Congress appears to be on track for another major standoff with President Bush. The Washington Post reports today that the House and Senate have reconciled their differing versions of the State Children’s Health Insurance Program (SCHIP or CHIP) expansion and will be voting on it this coming week (Tuesday in the House, Thursday in the Senate). Predictably, President Bush still promises a veto of this bipartisan compromise legislation, a position he took long before the bill was voted on in either chamber.
The current bill, which calls for a $35 billion expansion of SCHIP over the next five years, most closely resembles the version passed by the Senate in August 2nd.
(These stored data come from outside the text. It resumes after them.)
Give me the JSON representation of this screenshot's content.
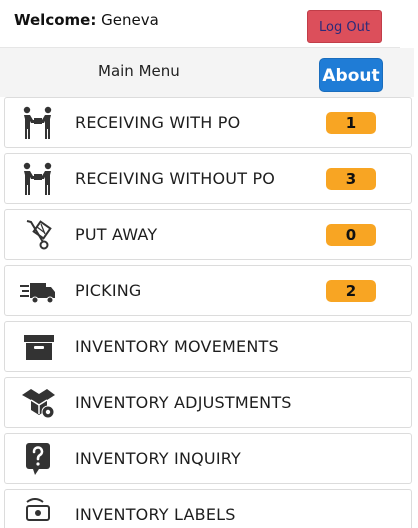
{
  "header": {
    "welcome_prefix": "Welcome:",
    "user_name": "Geneva",
    "logout_label": "Log Out"
  },
  "menu": {
    "title": "Main Menu",
    "about_label": "About"
  },
  "items": [
    {
      "label": "RECEIVING WITH PO",
      "count": "1",
      "icon": "handshake-icon"
    },
    {
      "label": "RECEIVING WITHOUT PO",
      "count": "3",
      "icon": "handshake-icon"
    },
    {
      "label": "PUT AWAY",
      "count": "0",
      "icon": "hand-truck-icon"
    },
    {
      "label": "PICKING",
      "count": "2",
      "icon": "delivery-truck-icon"
    },
    {
      "label": "INVENTORY MOVEMENTS",
      "icon": "archive-box-icon"
    },
    {
      "label": "INVENTORY ADJUSTMENTS",
      "icon": "box-gear-icon"
    },
    {
      "label": "INVENTORY INQUIRY",
      "icon": "question-icon"
    },
    {
      "label": "INVENTORY LABELS",
      "icon": "label-printer-icon"
    }
  ],
  "colors": {
    "logout_bg": "#dc4f5b",
    "about_bg": "#1f7cd6",
    "badge_bg": "#f8a523"
  }
}
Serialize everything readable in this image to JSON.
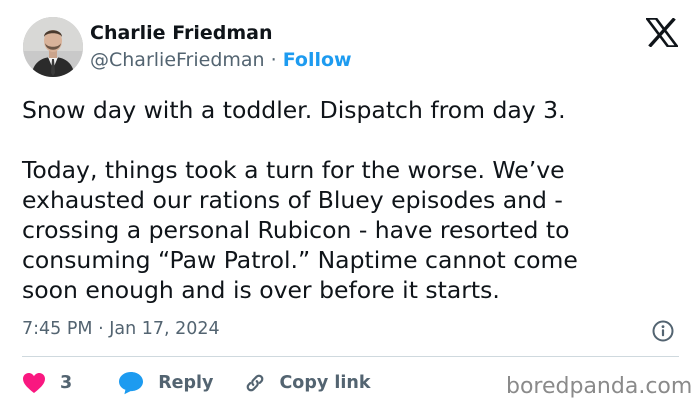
{
  "author": {
    "name": "Charlie Friedman",
    "handle": "@CharlieFriedman",
    "separator": " · ",
    "follow_label": "Follow"
  },
  "tweet": {
    "lines": [
      "Snow day with a toddler. Dispatch from day 3.",
      "",
      "Today, things took a turn for the worse. We’ve",
      "exhausted our rations of Bluey episodes and -",
      "crossing a personal Rubicon - have resorted to",
      "consuming “Paw Patrol.” Naptime cannot come",
      "soon enough and is over before it starts."
    ],
    "timestamp": "7:45 PM · Jan 17, 2024"
  },
  "actions": {
    "likes_count": "3",
    "reply_label": "Reply",
    "copy_link_label": "Copy link"
  },
  "icons": {
    "platform": "x-logo-icon",
    "like": "heart-icon",
    "reply": "speech-bubble-icon",
    "copy": "link-icon",
    "info": "info-icon"
  },
  "watermark": "boredpanda.com",
  "colors": {
    "text": "#0f1419",
    "muted": "#536471",
    "follow": "#1d9bf0",
    "heart": "#f91880",
    "reply_bubble": "#1d9bf0",
    "divider": "#cfd9de"
  }
}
Passed one day before, the original House version was much more ambitious, instead reaching for a $47 billion expansion. Unfortunately, the House version passed by a tight 225-204, along party lines. The Senate version, however, passed by a veto-proof 68-31 majority, and there are hopes that such a supermajority can be assembled in the House to override the Bush veto threat.
This $35 billion increase would enable 3.3 million new children to gain access to health care through SCHIP and would be paid for exclusively by cigarette taxes. To put this into perspective, the SCHIP expansion could be fully paid for by the cost of just 49 days of the war in Iraq, based on current estimates. And, that would fund this expansion for five years!
Until it is renewed with the current legislation, SCHIP expires this month. If it wasn’t for the veto threat, there would not be an issue. However, President Bush’s actions are now causing a great deal of uncertainty in the lives of the 6.6 million children who currently depend on the program. Hopefully, either Bush will stop being so obstinate and do the reasonable thing of passing the SCHIP expansion, or Congress will act swiftly to override his veto.